Gender Based Violence an Obstacle toward Women Empowerment

The 21st century saw a rise in the number of feminism institutions and a multiple of treaties on women’s rights and gender equality has been signed. With the erection of such institutions the lives of women have improved in a commendable way.

However, in as much as the world is talking about gender equality, women empowerment and women rights, most women in rural Zimbabwe continue to suffer in the hands of patriarchal society. Some societies are still backward on this particular issue; women in these societies are still suffering. More evident is still the myth associated with women in political positions, who up until today constitute a limited representation in leadership despite the introduction of the Quota System of late.
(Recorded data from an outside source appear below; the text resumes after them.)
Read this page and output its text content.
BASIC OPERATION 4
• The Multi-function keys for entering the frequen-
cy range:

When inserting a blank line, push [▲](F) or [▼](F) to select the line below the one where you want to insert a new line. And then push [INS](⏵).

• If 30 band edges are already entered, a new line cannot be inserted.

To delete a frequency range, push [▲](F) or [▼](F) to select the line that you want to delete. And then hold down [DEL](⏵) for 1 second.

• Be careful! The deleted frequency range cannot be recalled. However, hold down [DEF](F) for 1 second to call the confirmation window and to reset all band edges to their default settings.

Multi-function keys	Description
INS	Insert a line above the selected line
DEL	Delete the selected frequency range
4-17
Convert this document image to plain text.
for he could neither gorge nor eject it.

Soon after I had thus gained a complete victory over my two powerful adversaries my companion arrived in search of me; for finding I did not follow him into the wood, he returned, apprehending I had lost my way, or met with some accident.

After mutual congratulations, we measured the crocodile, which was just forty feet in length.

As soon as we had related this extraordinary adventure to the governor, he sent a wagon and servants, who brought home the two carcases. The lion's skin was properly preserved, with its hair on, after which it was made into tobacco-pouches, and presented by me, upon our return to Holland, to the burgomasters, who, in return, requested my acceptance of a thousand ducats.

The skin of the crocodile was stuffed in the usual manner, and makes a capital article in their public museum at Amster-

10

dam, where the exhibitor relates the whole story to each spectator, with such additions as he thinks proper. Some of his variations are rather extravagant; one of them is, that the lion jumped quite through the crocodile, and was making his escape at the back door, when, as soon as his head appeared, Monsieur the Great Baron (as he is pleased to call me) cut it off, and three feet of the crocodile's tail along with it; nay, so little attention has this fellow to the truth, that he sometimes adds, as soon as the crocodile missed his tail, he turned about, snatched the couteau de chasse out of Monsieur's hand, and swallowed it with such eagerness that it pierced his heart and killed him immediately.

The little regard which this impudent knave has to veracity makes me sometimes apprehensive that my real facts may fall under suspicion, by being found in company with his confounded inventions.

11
Section 80 of the Zimbabwean constitution provides for women’s rights and Zimbabwe is also a signatory to a various regional and international conventions, treaties, declarations and protocols that aim to create an enabling environment for achieving gender equality and women’s participation which include the SADC Protocol on Gender and Development (2008), Protocol to the African Charter on Human and People’s Rights on the Rights of Women in Africa (AU Women’s Protocol) and Convention on the Elimination of All Forms of Discrimination against Women (CEDAW). In 2015 UN launched the SDGs and goal number 5 talks gender equality and Zimbabwe is also a signatory. All these legal frameworks present the moral ground in promoting women participation however, the practical dimension to their empowerment is still minimal.
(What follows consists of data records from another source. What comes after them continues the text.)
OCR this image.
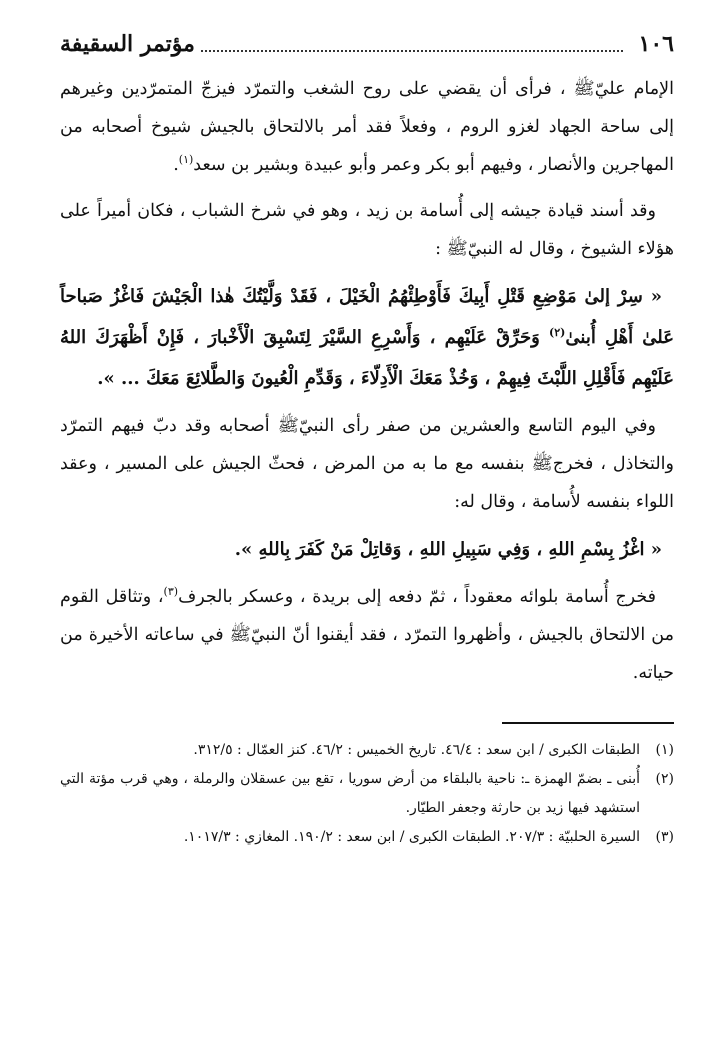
١٠٦
مؤتمر السقيفة

الإمام عليّﷺ ، فرأى أن يقضي على روح الشغب والتمرّد فيزجّ المتمرّدين وغيرهم إلى ساحة الجهاد لغزو الروم ، وفعلاً فقد أمر بالالتحاق بالجيش شيوخ أصحابه من المهاجرين والأنصار ، وفيهم أبو بكر وعمر وأبو عبيدة وبشير بن سعد$^{(١)}$.

وقد أسند قيادة جيشه إلى أُسامة بن زيد ، وهو في شرخ الشباب ، فكان أميراً على هؤلاء الشيوخ ، وقال له النبيّﷺ :

« سِرْ إلىٰ مَوْضِعِ قَتْلِ أَبِيكَ فَأَوْطِئْهُمُ الْخَيْلَ ، فَقَدْ وَلَّيْتُكَ هٰذا الْجَيْشَ فَاغْزُ صَباحاً عَلىٰ أَهْلِ أُبنىٰ$^{(٢)}$ وَحَرِّقْ عَلَيْهِم ، وَأَسْرِعِ السَّيْرَ لِتَسْبِقَ الْأَخْبارَ ، فَإِنْ أَظْهَرَكَ اللهُ عَلَيْهِم فَأَقْلِلِ اللَّبْثَ فِيهِمْ ، وَخُذْ مَعَكَ الْأَدِلّاءَ ، وَقَدِّمِ الْعُيونَ وَالطَّلائِعَ مَعَكَ ... ».

وفي اليوم التاسع والعشرين من صفر رأى النبيّﷺ أصحابه وقد دبّ فيهم التمرّد والتخاذل ، فخرجﷺ بنفسه مع ما به من المرض ، فحثّ الجيش على المسير ، وعقد اللواء بنفسه لأُسامة ، وقال له:

« اغْزُ بِسْمِ اللهِ ، وَفِي سَبِيلِ اللهِ ، وَقاتِلْ مَنْ كَفَرَ بِاللهِ ».

فخرج أُسامة بلوائه معقوداً ، ثمّ دفعه إلى بريدة ، وعسكر بالجرف$^{(٣)}$، وتثاقل القوم من الالتحاق بالجيش ، وأظهروا التمرّد ، فقد أيقنوا أنّ النبيّﷺ في ساعاته الأخيرة من حياته.

(١)
الطبقات الكبرى / ابن سعد : ٤٦/٤. تاريخ الخميس : ٤٦/٢. كنز العمّال : ٣١٢/٥.
(٢)
أُبنى ـ بضمّ الهمزة ـ: ناحية بالبلقاء من أرض سوريا ، تقع بين عسقلان والرملة ، وهي قرب مؤتة التي استشهد فيها زيد بن حارثة وجعفر الطيّار.
(٣)
السيرة الحلبيّة : ٢٠٧/٣. الطبقات الكبرى / ابن سعد : ١٩٠/٢. المغازي : ١٠١٧/٣.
Women and girls are still victims of violence and so many cases are not reported. Research shows that violence against women and girls is one of the most prevalent human rights violations in the world.
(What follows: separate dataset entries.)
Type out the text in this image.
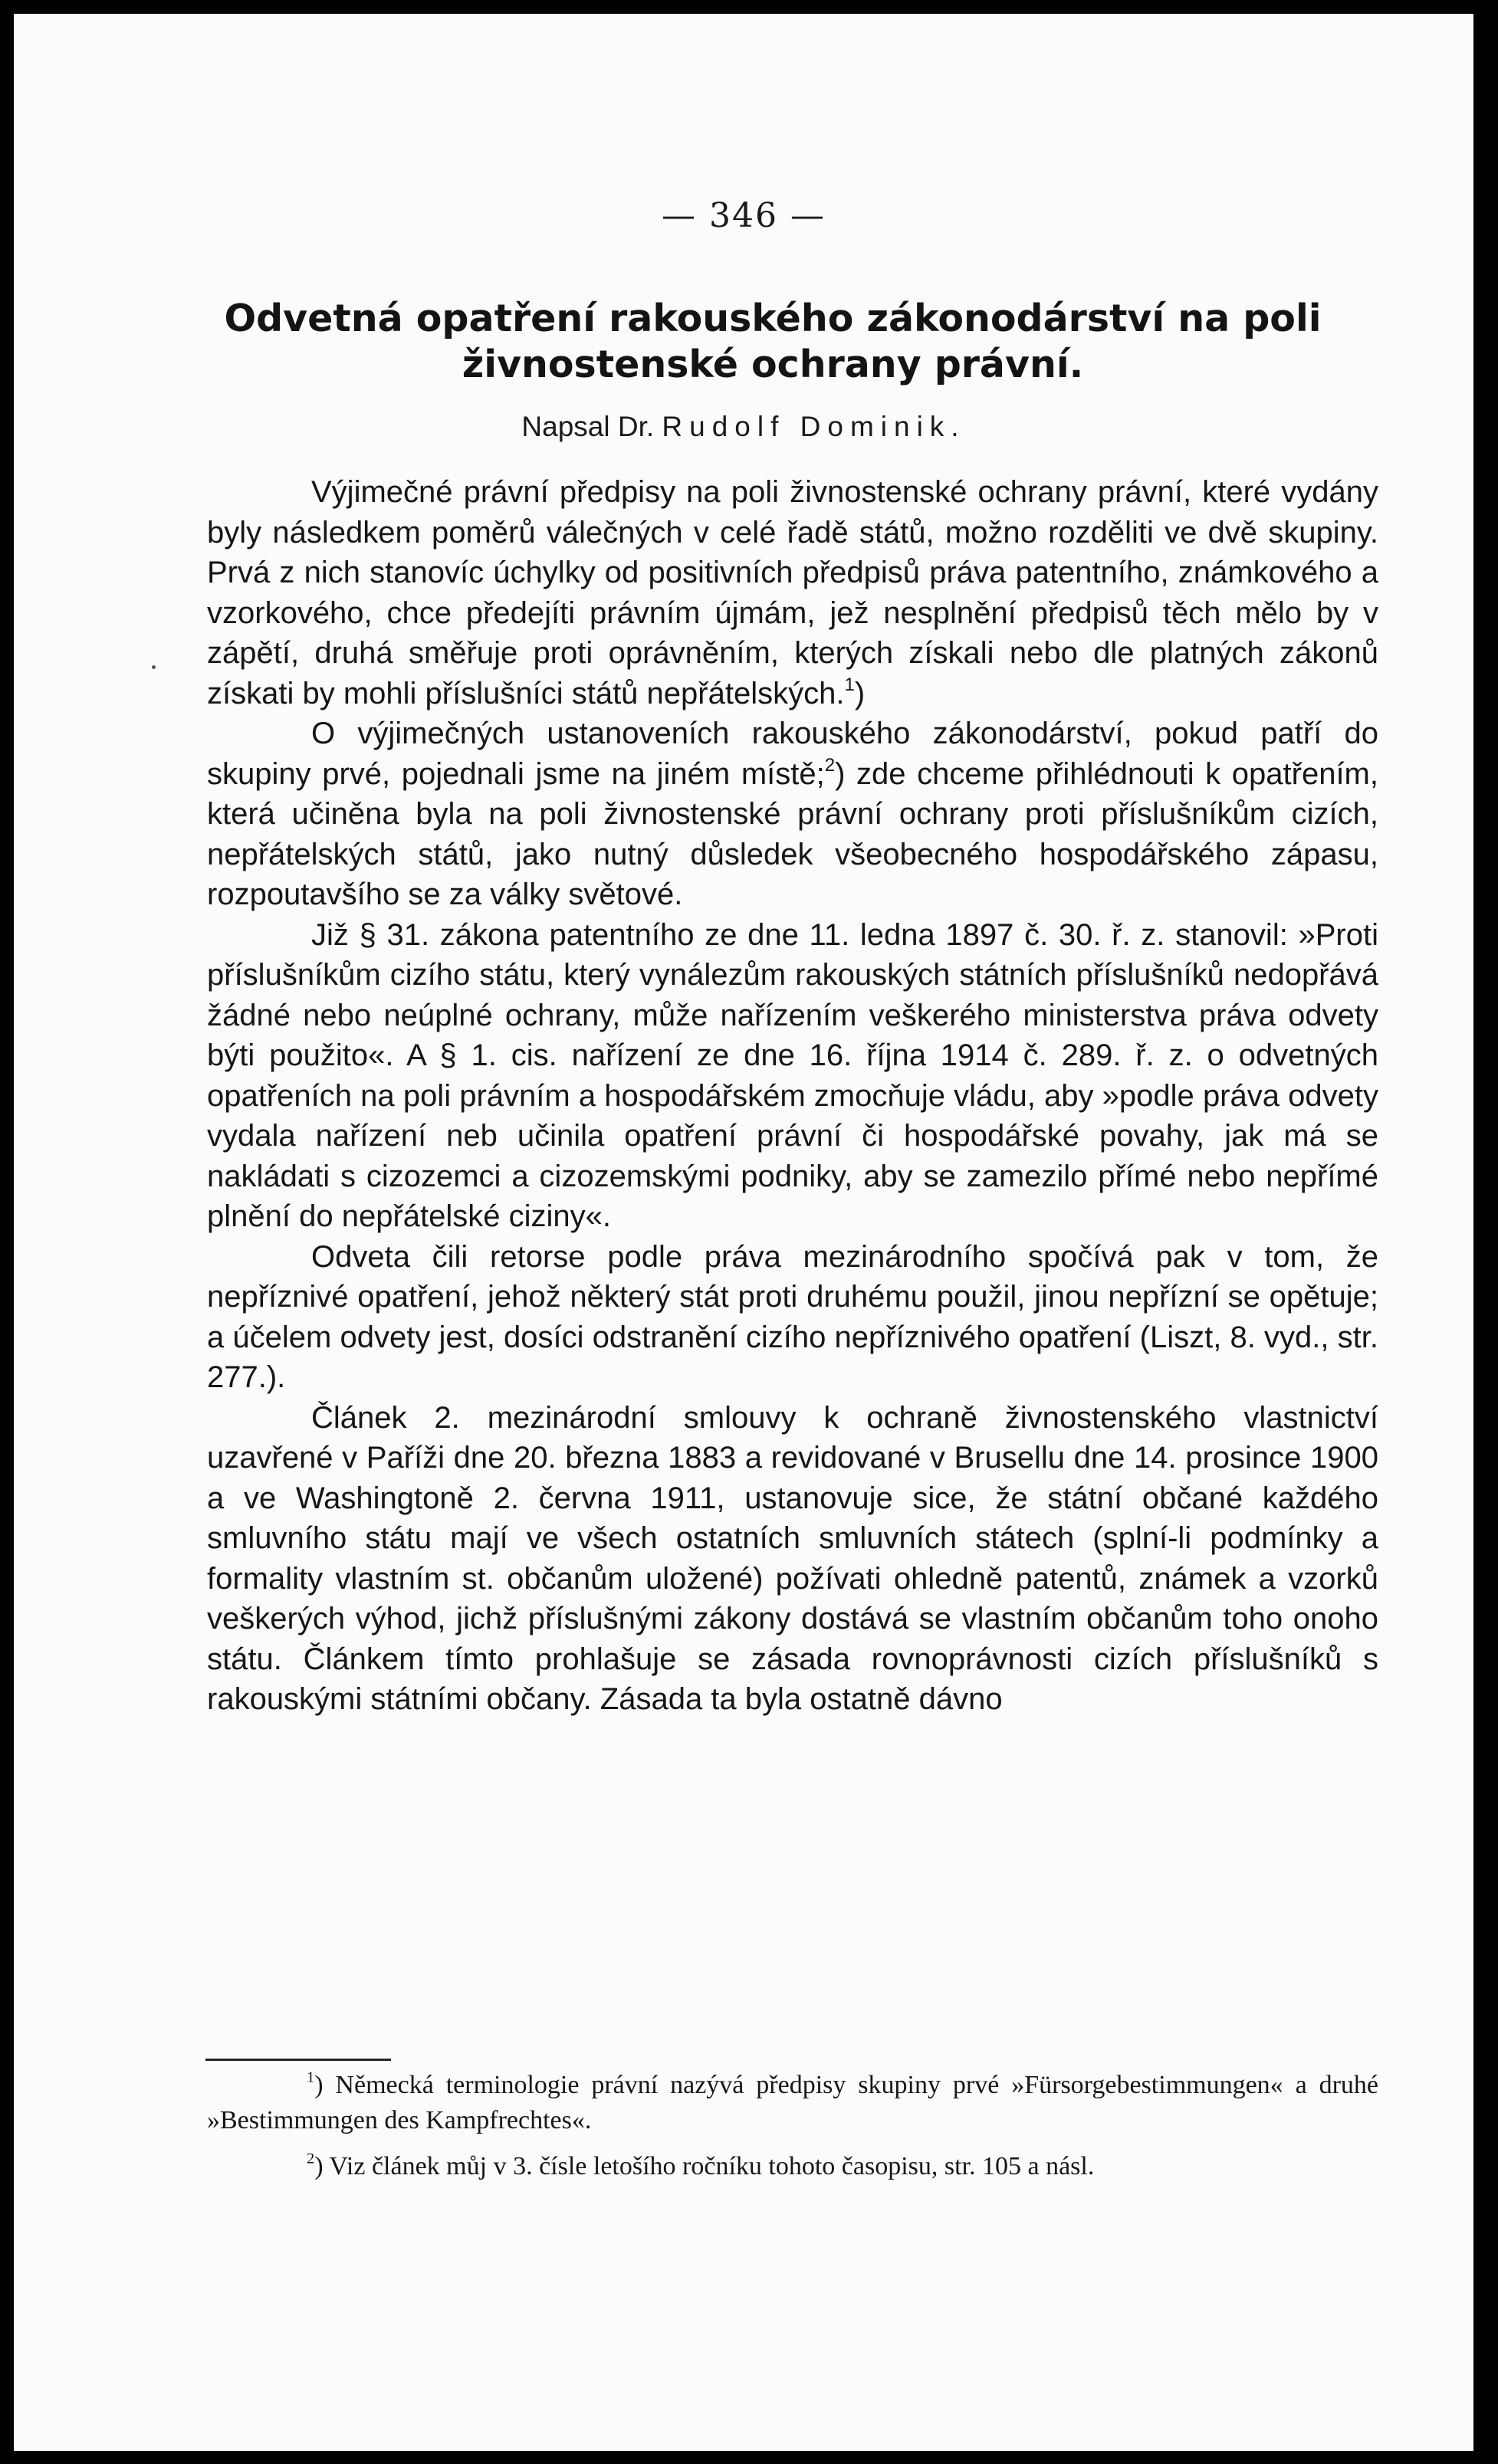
— 346 —
Odvetná opatření rakouského zákonodárství na poli živnostenské ochrany právní.
Napsal Dr. Rudolf Dominik.

Výjimečné právní předpisy na poli živnostenské ochrany právní, které vydány byly následkem poměrů válečných v celé řadě států, možno rozděliti ve dvě skupiny. Prvá z nich stanovíc úchylky od positivních předpisů práva patentního, známkového a vzorkového, chce předejíti právním újmám, jež nesplnění předpisů těch mělo by v zápětí, druhá směřuje proti oprávněním, kterých získali nebo dle platných zákonů získati by mohli příslušníci států nepřátelských.$^1$)

O výjimečných ustanoveních rakouského zákonodárství, pokud patří do skupiny prvé, pojednali jsme na jiném místě;$^2$) zde chceme přihlédnouti k opatřením, která učiněna byla na poli živnostenské právní ochrany proti příslušníkům cizích, nepřátelských států, jako nutný důsledek všeobecného hospodářského zápasu, rozpoutavšího se za války světové.

Již § 31. zákona patentního ze dne 11. ledna 1897 č. 30. ř. z. stanovil: »Proti příslušníkům cizího státu, který vynálezům rakouských státních příslušníků nedopřává žádné nebo neúplné ochrany, může nařízením veškerého ministerstva práva odvety býti použito«. A § 1. cis. nařízení ze dne 16. října 1914 č. 289. ř. z. o odvetných opatřeních na poli právním a hospodářském zmocňuje vládu, aby »podle práva odvety vydala nařízení neb učinila opatření právní či hospodářské povahy, jak má se nakládati s cizozemci a cizozemskými podniky, aby se zamezilo přímé nebo nepřímé plnění do nepřátelské ciziny«.

Odveta čili retorse podle práva mezinárodního spočívá pak v tom, že nepříznivé opatření, jehož některý stát proti druhému použil, jinou nepřízní se opětuje; a účelem odvety jest, dosíci odstranění cizího nepříznivého opatření (Liszt, 8. vyd., str. 277.).

Článek 2. mezinárodní smlouvy k ochraně živnostenského vlastnictví uzavřené v Paříži dne 20. března 1883 a revidované v Brusellu dne 14. prosince 1900 a ve Washingtoně 2. června 1911, ustanovuje sice, že státní občané každého smluvního státu mají ve všech ostatních smluvních státech (splní-li podmínky a formality vlastním st. občanům uložené) požívati ohledně patentů, známek a vzorků veškerých výhod, jichž příslušnými zákony dostává se vlastním občanům toho onoho státu. Článkem tímto prohlašuje se zásada rovnoprávnosti cizích příslušníků s rakouskými státními občany. Zásada ta byla ostatně dávno

$^1$) Německá terminologie právní nazývá předpisy skupiny prvé »Fürsorgebestimmungen« a druhé »Bestimmungen des Kampfrechtes«.

$^2$) Viz článek můj v 3. čísle letošího ročníku tohoto časopisu, str. 105 a násl.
A number of women are yet to receive accurate information on gender equality and women rights. Some societies mistaken this issue to man hate yet it promotes the coexistence of both sexes and gender equality. Approximately 45,000 cases of gender based violence were reported last year. Culture, religion and customs provides an obstacle to the progression that has been forwarded so far if less education and transformative behavioral change in formation is limited to women and the society at large.

As the world prepares to reflect on the 16 days of activism against gender based violence, young people must analyze and speak against all kinds of forces that undermine the health, dignity, security and autonomy of women as equal players in socio, political and economic development of the nation. It needs the government to partner with women’s organizations and make sure that all women in Zimbabwe have received education on how to fight for their rights. All has been said and done, the greatest partner in addressing the current equality woes is the involvement of citizens and the ability to penetrate all fabrics of society and be able to educate and influence customs, norms and beliefs that have been posing a negation towards inclusive development that respects all genders.